No entanto, somos todos vítimas dos clichês e das idéias repetitivas. A propósito, o que é um clichê? Segundo o dicionário Aurélio, clichê é uma placa fotomecanicamente gravada em relevo sobre metal, usualmente zinco, para impressão de imagens e textos por meio de prensa tipográfica. Não sei o quanto esta definição esclarece para o leitor leigo, que nunca tenha entrado na redação de um jornal. Mas tem que ser um jornal à moda antiga, daqueles em que o tipógrafo ia formando as palavras e os textos pegando de uma enorme caixa de madeira, onde as letras estavam separadas em escaninhos, em ordem alfabética, e em cada um deles, havia um punhado de tipos de cada letra. Ele era um compositor, isto é, um homem que compunha todo o jornal juntando cada um dos tipos formando as palavras. Fazia assim o papel da antiga máquina de escrever.

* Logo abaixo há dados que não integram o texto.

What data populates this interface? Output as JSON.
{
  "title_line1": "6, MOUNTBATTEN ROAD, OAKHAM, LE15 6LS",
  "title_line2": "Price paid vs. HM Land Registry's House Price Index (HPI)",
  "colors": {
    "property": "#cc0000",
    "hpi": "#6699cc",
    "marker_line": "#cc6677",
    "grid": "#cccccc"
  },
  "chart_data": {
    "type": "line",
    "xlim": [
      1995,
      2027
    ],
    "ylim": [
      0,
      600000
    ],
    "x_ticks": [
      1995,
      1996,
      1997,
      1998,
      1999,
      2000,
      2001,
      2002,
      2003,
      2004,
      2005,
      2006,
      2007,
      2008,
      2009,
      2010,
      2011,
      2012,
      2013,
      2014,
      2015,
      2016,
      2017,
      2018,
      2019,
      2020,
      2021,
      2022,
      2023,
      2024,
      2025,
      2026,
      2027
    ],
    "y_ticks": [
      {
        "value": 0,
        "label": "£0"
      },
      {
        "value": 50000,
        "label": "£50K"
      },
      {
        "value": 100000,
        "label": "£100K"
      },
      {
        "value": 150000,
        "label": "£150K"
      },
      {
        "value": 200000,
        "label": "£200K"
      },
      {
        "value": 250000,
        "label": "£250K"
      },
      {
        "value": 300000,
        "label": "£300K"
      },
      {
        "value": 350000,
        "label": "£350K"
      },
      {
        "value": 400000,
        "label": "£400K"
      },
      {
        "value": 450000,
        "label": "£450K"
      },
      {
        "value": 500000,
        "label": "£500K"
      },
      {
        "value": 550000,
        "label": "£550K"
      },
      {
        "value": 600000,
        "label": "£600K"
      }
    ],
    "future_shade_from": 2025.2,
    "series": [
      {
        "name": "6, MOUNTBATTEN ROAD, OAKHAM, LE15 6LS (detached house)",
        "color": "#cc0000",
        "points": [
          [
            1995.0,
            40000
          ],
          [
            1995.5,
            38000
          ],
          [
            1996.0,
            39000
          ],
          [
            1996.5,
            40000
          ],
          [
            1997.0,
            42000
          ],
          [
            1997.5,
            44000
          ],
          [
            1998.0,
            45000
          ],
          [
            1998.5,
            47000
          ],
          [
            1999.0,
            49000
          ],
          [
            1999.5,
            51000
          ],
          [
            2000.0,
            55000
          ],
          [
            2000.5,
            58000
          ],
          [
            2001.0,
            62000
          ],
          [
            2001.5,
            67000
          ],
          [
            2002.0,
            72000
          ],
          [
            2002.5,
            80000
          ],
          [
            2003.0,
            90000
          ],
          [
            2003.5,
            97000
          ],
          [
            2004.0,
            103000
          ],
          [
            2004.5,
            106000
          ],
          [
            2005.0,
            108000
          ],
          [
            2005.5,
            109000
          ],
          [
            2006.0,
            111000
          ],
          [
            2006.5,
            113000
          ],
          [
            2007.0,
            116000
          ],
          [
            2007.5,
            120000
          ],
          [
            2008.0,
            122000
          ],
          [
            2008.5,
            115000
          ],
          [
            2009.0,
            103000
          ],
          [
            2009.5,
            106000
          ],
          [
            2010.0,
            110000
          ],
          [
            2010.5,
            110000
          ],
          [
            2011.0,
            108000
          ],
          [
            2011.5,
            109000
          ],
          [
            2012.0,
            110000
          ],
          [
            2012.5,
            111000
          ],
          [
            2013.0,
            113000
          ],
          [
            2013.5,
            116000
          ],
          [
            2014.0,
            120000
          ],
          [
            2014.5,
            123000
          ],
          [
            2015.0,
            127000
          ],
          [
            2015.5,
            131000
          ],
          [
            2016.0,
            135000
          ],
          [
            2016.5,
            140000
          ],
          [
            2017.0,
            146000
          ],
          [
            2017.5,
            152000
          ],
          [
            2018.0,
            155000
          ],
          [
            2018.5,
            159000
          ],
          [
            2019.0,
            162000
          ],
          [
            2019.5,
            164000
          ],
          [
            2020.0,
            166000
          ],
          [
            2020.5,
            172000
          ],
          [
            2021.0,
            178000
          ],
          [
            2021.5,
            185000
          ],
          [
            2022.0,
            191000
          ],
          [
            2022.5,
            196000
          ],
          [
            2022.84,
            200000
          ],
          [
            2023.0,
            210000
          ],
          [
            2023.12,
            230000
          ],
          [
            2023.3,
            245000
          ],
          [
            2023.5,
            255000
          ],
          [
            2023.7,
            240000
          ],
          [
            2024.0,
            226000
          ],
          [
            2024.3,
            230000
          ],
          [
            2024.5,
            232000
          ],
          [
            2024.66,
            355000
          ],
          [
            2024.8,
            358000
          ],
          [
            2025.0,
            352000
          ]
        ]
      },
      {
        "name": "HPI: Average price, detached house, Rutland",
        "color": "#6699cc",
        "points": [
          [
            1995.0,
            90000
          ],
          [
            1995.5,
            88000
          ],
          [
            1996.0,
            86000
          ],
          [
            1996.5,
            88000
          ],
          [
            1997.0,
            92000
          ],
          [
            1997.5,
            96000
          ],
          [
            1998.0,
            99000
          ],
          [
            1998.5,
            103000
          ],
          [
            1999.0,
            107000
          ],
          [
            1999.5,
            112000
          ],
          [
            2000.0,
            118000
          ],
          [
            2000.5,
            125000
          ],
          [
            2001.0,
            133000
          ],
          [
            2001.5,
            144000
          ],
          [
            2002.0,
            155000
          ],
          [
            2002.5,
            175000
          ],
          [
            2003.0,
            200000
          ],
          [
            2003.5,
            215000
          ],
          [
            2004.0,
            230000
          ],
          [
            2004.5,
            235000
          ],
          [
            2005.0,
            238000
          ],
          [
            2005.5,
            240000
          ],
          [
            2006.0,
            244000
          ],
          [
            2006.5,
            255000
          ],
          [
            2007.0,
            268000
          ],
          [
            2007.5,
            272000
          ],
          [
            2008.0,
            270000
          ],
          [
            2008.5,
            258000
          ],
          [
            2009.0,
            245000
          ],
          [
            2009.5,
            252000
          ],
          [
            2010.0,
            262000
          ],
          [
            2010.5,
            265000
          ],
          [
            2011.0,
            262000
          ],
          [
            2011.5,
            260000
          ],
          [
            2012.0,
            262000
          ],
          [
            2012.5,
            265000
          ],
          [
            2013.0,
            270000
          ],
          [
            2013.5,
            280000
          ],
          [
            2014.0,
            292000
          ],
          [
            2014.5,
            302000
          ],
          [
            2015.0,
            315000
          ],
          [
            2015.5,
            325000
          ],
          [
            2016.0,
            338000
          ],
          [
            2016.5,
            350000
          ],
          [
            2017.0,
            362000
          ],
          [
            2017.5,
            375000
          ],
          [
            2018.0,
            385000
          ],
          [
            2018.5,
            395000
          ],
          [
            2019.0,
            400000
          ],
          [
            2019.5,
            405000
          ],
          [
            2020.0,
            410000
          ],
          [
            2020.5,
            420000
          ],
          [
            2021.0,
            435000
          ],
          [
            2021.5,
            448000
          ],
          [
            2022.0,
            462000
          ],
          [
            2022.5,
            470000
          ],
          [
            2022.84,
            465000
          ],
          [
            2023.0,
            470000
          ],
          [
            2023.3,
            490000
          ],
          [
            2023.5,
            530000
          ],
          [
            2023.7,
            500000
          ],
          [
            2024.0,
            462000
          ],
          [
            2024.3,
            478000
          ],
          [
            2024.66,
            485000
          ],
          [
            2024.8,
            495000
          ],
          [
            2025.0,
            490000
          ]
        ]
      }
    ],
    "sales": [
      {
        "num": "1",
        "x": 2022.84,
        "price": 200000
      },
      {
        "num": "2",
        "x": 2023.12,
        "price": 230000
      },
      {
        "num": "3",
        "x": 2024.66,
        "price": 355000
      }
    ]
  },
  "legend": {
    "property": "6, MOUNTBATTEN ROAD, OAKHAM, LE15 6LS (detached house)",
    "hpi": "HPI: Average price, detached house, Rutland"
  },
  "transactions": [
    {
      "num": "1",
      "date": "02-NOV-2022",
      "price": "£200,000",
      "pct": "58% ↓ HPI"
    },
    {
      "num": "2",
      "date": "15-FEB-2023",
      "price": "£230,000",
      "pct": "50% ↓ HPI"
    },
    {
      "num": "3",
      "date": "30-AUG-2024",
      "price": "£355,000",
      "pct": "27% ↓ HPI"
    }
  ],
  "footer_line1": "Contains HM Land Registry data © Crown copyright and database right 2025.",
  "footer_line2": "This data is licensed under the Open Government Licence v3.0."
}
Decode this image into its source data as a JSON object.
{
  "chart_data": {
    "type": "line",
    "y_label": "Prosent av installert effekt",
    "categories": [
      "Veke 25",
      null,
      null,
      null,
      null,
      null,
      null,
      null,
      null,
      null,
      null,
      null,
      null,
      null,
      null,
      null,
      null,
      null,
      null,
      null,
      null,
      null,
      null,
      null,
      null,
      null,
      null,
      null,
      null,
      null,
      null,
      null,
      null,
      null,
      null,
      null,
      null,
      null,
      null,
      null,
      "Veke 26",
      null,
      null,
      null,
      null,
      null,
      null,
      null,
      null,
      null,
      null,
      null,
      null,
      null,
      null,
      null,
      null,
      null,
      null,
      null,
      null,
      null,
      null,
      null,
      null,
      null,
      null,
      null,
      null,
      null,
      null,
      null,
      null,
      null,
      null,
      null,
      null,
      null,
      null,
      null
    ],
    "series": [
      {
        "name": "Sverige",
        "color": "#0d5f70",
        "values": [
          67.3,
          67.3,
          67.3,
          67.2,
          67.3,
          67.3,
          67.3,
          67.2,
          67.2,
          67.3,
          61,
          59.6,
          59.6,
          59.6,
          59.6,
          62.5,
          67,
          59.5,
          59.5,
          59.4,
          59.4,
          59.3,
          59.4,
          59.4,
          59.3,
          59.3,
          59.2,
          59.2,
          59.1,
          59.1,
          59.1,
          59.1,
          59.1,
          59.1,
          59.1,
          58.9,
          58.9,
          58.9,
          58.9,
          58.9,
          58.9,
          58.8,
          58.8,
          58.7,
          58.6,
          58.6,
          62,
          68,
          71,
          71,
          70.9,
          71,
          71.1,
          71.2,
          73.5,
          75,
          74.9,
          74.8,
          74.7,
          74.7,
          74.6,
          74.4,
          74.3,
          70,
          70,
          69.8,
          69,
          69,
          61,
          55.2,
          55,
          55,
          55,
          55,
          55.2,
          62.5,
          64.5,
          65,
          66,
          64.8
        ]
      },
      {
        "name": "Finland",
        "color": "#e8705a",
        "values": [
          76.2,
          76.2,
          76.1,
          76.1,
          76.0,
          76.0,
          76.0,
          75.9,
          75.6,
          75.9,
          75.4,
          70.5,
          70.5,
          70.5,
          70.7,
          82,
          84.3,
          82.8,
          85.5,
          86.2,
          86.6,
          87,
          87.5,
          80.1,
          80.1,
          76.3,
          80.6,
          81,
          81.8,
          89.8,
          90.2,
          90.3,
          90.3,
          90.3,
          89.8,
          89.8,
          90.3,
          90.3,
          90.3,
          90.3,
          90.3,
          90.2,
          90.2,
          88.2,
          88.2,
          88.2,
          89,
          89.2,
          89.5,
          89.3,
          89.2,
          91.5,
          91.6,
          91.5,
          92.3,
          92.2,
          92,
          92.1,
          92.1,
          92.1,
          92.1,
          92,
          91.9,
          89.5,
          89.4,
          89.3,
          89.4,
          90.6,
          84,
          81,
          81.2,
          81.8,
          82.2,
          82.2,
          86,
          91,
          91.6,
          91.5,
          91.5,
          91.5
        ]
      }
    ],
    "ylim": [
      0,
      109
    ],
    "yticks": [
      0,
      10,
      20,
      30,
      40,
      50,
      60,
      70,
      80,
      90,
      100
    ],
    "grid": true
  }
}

Nesse tempo, as fotos eram feitas com clichês. Primeiro se tirava a fotografia, depois ela era enviada para onde se fabricava o clichê. A foto voltava numa placa de zinco sobre uma madeira para que ficasse da mesma altura dos tipos. Para simplificar, podemos dizer que as fotos eram transformadas em uma espécie de carimbos.
Assim sendo, para publicar novamente a foto de alguém era preciso ir a um depósito onde havia pilhas de clichês e, dentre eles, encontrar o clichê da foto desejada. Hoje é bem mais simples. As fotos de um jornal estão nos arquivos dos computadores e bastam cliques do “mause” para se ter as fotos novamente. Isso permite que os jornais sejam lidos na Internet, em tempo real com os acontecimentos.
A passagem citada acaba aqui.